Edition - International - Akira Toriyama - Toriyama Paradise Papers - Dragon Ball Paradise Papers


Le Consortium international des journalistes d'investigation redonne des sueurs froides aux imposables un peu trop enclins à optimiser leurs cotisations : les Paradise Papers viennent prolonger le feuilleton entamé avec les Panama Papers, en révélant les paradis fiscaux prisés des grandes fortunes. Dans les documents étudiés par les journalistes, le nom du mangaka Akira Toriyama, créateur de Dragon Ball et Dr. Slump, a rapidement attiré l'attention.



 

C'est à partir des années 1980 qu'Akira Toriyama devient une référence parmi les mangaka japonais, avec Dr. Slump, publié Weekly Shōnen Jump. Quatre ans plus tard, sa carrière s'envole sur un petit nuage aux côtés de Son Goku, le personnage principal de sa série Dragon Ball, mondialement célèbre.
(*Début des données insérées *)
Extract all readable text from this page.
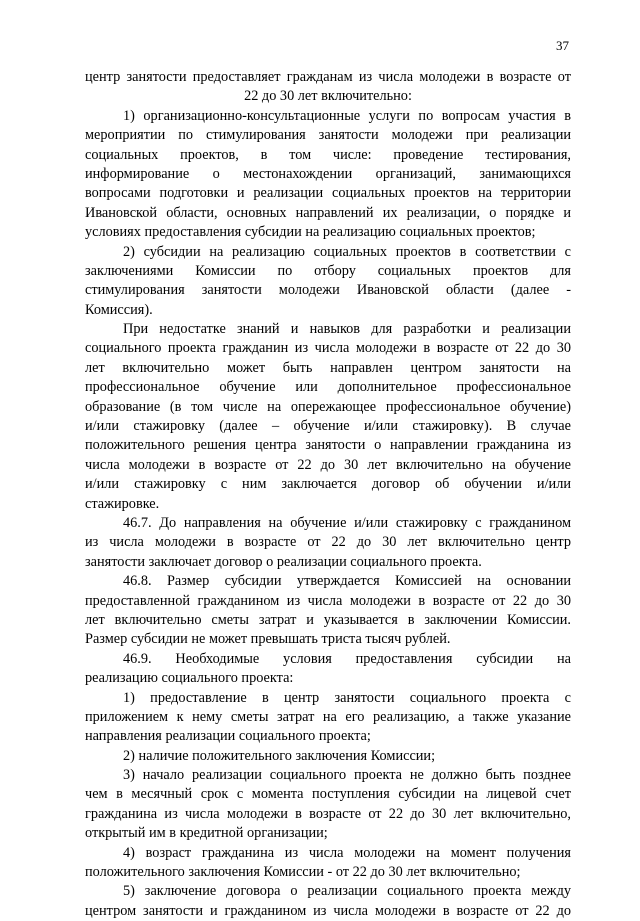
37
центр занятости предоставляет гражданам из числа молодежи в возрасте от
22 до 30 лет включительно:
1) организационно-консультационные услуги по вопросам участия в
мероприятии по стимулирования занятости молодежи при реализации
социальных проектов, в том числе: проведение тестирования,
информирование о местонахождении организаций, занимающихся
вопросами подготовки и реализации социальных проектов на территории
Ивановской области, основных направлений их реализации, о порядке и
условиях предоставления субсидии на реализацию социальных проектов;
2) субсидии на реализацию социальных проектов в соответствии с
заключениями Комиссии по отбору социальных проектов для
стимулирования занятости молодежи Ивановской области (далее -
Комиссия).
При недостатке знаний и навыков для разработки и реализации
социального проекта гражданин из числа молодежи в возрасте от 22 до 30
лет включительно может быть направлен центром занятости на
профессиональное обучение или дополнительное профессиональное
образование (в том числе на опережающее профессиональное обучение)
и/или стажировку (далее – обучение и/или стажировку). В случае
положительного решения центра занятости о направлении гражданина из
числа молодежи в возрасте от 22 до 30 лет включительно на обучение
и/или стажировку с ним заключается договор об обучении и/или
стажировке.
46.7. До направления на обучение и/или стажировку с гражданином
из числа молодежи в возрасте от 22 до 30 лет включительно центр
занятости заключает договор о реализации социального проекта.
46.8. Размер субсидии утверждается Комиссией на основании
предоставленной гражданином из числа молодежи в возрасте от 22 до 30
лет включительно сметы затрат и указывается в заключении Комиссии.
Размер субсидии не может превышать триста тысяч рублей.
46.9. Необходимые условия предоставления субсидии на
реализацию социального проекта:
1) предоставление в центр занятости социального проекта с
приложением к нему сметы затрат на его реализацию, а также указание
направления реализации социального проекта;
2) наличие положительного заключения Комиссии;
3) начало реализации социального проекта не должно быть позднее
чем в месячный срок с момента поступления субсидии на лицевой счет
гражданина из числа молодежи в возрасте от 22 до 30 лет включительно,
открытый им в кредитной организации;
4) возраст гражданина из числа молодежи на момент получения
положительного заключения Комиссии - от 22 до 30 лет включительно;
5) заключение договора о реализации социального проекта между
центром занятости и гражданином из числа молодежи в возрасте от 22 до
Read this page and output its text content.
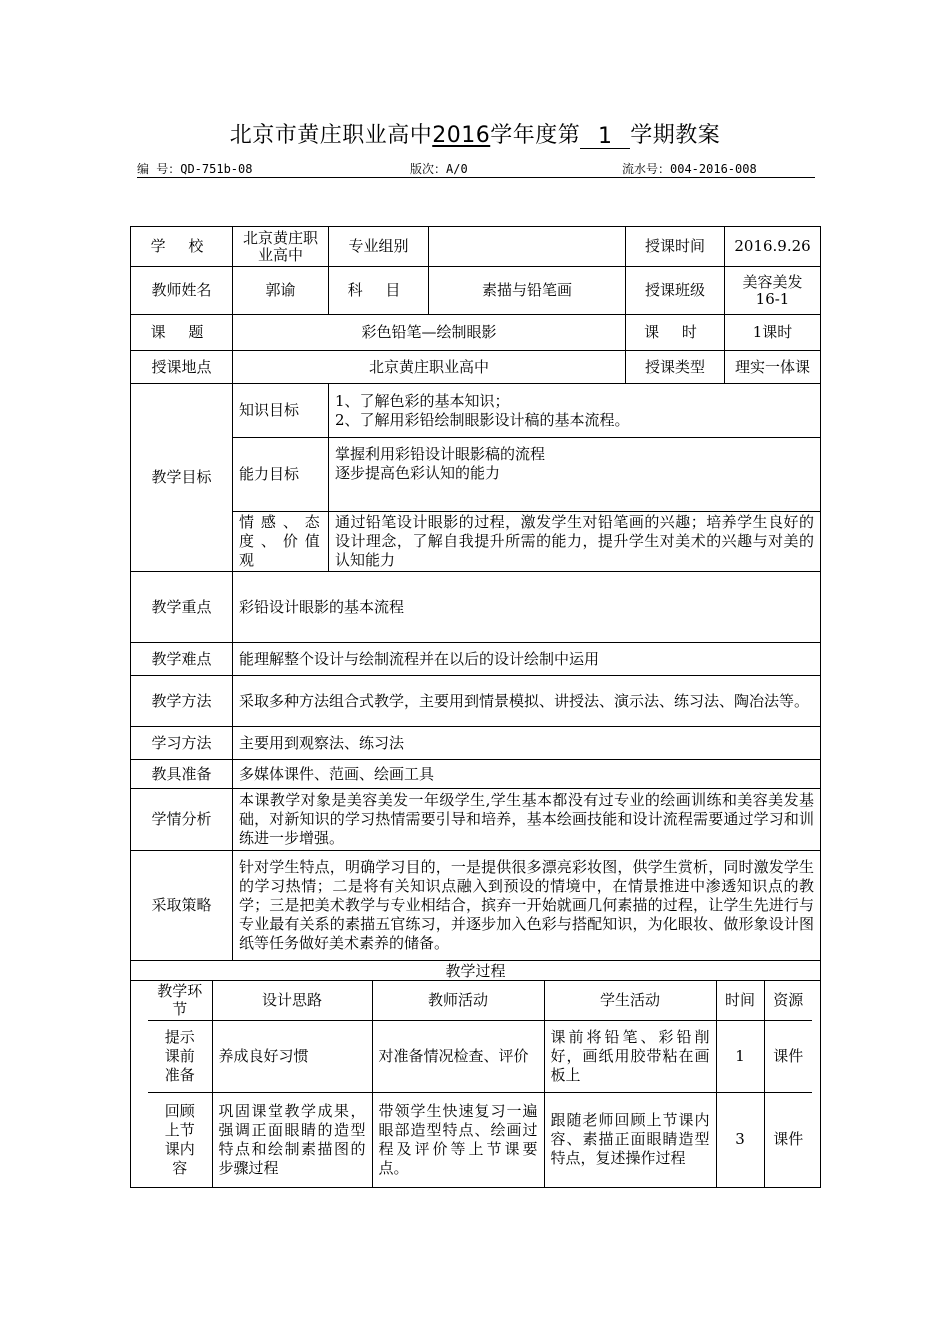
北京市黄庄职业高中2016学年度第 1 学期教案
编 号：QD-751b-08	版次：A/0	流水号：004-2016-008
学 校	北京黄庄职业高中	专业组别		授课时间	2016.9.26
教师姓名	郭谕	科 目	素描与铅笔画	授课班级	美容美发16-1
课 题	彩色铅笔—绘制眼影	课 时	1课时
授课地点	北京黄庄职业高中	授课类型	理实一体课
教学目标	知识目标	1、了解色彩的基本知识；
2、了解用彩铅绘制眼影设计稿的基本流程。
能力目标	掌握利用彩铅设计眼影稿的流程
逐步提高色彩认知的能力
情感、态度、价值观	通过铅笔设计眼影的过程，激发学生对铅笔画的兴趣；培养学生良好的设计理念，了解自我提升所需的能力，提升学生对美术的兴趣与对美的认知能力
教学重点	彩铅设计眼影的基本流程
教学难点	能理解整个设计与绘制流程并在以后的设计绘制中运用
教学方法	采取多种方法组合式教学，主要用到情景模拟、讲授法、演示法、练习法、陶冶法等。
学习方法	主要用到观察法、练习法
教具准备	多媒体课件、范画、绘画工具
学情分析	本课教学对象是美容美发一年级学生,学生基本都没有过专业的绘画训练和美容美发基础，对新知识的学习热情需要引导和培养，基本绘画技能和设计流程需要通过学习和训练进一步增强。
采取策略	针对学生特点，明确学习目的，一是提供很多漂亮彩妆图，供学生赏析，同时激发学生的学习热情；二是将有关知识点融入到预设的情境中，在情景推进中渗透知识点的教学；三是把美术教学与专业相结合，摈弃一开始就画几何素描的过程，让学生先进行与专业最有关系的素描五官练习，并逐步加入色彩与搭配知识，为化眼妆、做形象设计图纸等任务做好美术素养的储备。
教学过程

教学环节	设计思路	教师活动	学生活动	时间	资源
提示课前准备	养成良好习惯	对准备情况检查、评价	课前将铅笔、彩铅削好，画纸用胶带粘在画板上	1	课件
回顾上节课内容	巩固课堂教学成果，强调正面眼睛的造型特点和绘制素描图的步骤过程	带领学生快速复习一遍眼部造型特点、绘画过程及评价等上节课要点。	跟随老师回顾上节课内容、素描正面眼睛造型特点，复述操作过程	3	课件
Depuis, séries dérivées, animes, films, jeu vidéo et des milliers d'autres produits assurent à Toriyama une fortune considérable.

 

Très discret, Toriyama se serait sans doute volontiers passé de cette publicité : son nom apparaît en effet dans les documents envoyés par une source anonyme au journal allemand Süddeutsche Zeitung. 13 millions de fichiers confidentiels sont exhumés, tirés des dossiers de cabinets d'avocats spécialisés, ou encore des registres de sociétés hébergées dans des paradis fiscaux.

 

Industriels, politiques, célébrités et artistes, donc, se retrouvent cités dans ces fichiers : pour Akira Toriyama, rapporte l'Asahi Shimbun, le montage financier utilisé pour réduire les impôts dûs s'appuie sur une société immobilière américaine, dont les documents proviennent du cabinet d'avocats Appleby, basé dans plusieurs paradis fiscaux.

 

L'optimisation fiscale manipule au profit des intéressés la volatilité du marché immobilier en utilisant une société-écran pour acheter des biens à l'aide de fonds d'investissements et de prêts. Les investisseurs, qui bénéficient in fine du système, déclarent alors les pertes financières liées à l'acquisition de ces biens — comme la dépréciation de la propriété liée à la conjoncture immobilière — avec leurs revenus réalisés par ailleurs. Au final, le résultat, moins élevé, permet de réduire ses impôts.

 

Dès 2005, cette méthode avait été jugée frauduleuse et apparentée à de l'évasion fiscale par la justice américaine. Cela dit, et c'est la ligne de défense employée par nombre de personnalités liées à ces révélations, la plupart de ces montages fiscaux sont légaux, car ils s'appuient sur des failles des légalisations en vigueur, ou sur des dispositions spécifiques à certains pays, les paradis fiscaux.

 

Jacques Glénat affirme ne pas être lié
au scandale des Panama Papers

 

Interrogé, Toriyama n'a pas souhaité s'exprimer : « Étant donné mon programme très chargé chaque jour, je confie à un tiers toutes les questions fiscales, et je ne peux donc pas vraiment m'exprimer sur le sujet », a-t-il simplement déclaré. Comme le rappelle Le Monde, le mangaka a toujours eu un rapport particulier avec l'argent : « L’argent et les choses comme ça, j’ai du mal à me représenter [les sommes]… », avait-il avoué lors d’une rare interview télévisée en 1983 sur Asahi TV.